While this doc is written as a single architecture, PyClaw is intentionally designed to support two deployment “modes” without changing its core contracts:

* Local-only mode (first implementation)
  * everything runs on one host: LLM calls, tools, storage.
  * channels use polling (CLI, Telegram, etc.).
  * ideal for power users and small teams.
* Local + remote / multi-agent mode (future)
  * PyClaw nodes can:
    * call remote tools (SSH, HTTP, MCP),
    * delegate tasks to other PyClaw agents via `pyclaw-a2a`,
    * rely more heavily on Cortensor for heavy, verifiable inference.
  * the same event/audit model (`pyclaw-session` + `pyclaw-artifact`) continues to apply.

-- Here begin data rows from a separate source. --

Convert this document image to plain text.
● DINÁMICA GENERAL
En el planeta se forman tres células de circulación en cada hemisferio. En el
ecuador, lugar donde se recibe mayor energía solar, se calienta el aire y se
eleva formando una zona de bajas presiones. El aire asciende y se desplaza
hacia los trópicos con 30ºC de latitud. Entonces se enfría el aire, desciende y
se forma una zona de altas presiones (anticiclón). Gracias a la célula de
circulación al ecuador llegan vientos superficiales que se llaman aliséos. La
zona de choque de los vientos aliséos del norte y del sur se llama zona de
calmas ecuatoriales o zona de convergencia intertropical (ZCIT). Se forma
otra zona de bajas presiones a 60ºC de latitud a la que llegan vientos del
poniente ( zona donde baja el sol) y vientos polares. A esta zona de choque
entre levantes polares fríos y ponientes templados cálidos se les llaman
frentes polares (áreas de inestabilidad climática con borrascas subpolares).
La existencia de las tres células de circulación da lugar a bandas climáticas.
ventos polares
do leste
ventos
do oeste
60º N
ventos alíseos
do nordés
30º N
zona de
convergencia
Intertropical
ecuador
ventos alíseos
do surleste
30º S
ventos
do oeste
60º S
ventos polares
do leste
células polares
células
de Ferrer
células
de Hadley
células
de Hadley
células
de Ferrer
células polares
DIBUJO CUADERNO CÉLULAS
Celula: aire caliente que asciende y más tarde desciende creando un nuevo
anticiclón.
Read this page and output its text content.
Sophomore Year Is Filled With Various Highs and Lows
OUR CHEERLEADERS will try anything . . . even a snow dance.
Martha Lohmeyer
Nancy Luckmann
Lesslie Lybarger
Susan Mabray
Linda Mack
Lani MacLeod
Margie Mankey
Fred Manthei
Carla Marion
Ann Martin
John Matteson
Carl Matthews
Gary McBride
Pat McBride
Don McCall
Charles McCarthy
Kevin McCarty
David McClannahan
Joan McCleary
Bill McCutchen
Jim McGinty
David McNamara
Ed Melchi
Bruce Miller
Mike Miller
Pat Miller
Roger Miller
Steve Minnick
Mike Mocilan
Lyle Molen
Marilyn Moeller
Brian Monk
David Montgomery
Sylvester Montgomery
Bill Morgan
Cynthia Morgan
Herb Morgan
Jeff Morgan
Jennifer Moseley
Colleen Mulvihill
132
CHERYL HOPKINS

The contracts between modules (sessions, context packs, tool calls, policy decisions) are kept stable so implementations can evolve from “single daemon on a laptop” to “small cluster of cooperating PyClaw agents” without breaking user-facing behavior.

***

### 7) Dependency Summary (For Implementers)

At minimum, a functional PyClaw setup needs:

* `pyclaw-runtime`, `pyclaw-brain`, `pyclaw-session`, `pyclaw-storage`
* `pyclaw-context`, `pyclaw-llm`
* `pyclaw-tools`, `pyclaw-policy`, `pyclaw-safety`
* `pyclaw-controlplane` (+ at least one channel adapter)

Strongly recommended:

* `pyclaw-identity`, `pyclaw-skill`, `pyclaw-compress`, `pyclaw-memory`, `pyclaw-artifact`, `pyclaw-registry`

Optional but useful:

* `pyclaw-metagovernor`, `pyclaw-a2a`, `pyclaw-secret`, `pyclaw-diagnostics`

This document is meant as the master reference another agent (or human writer) can use to build public docs, diagrams, and module-by-module API descriptions for PyClaw.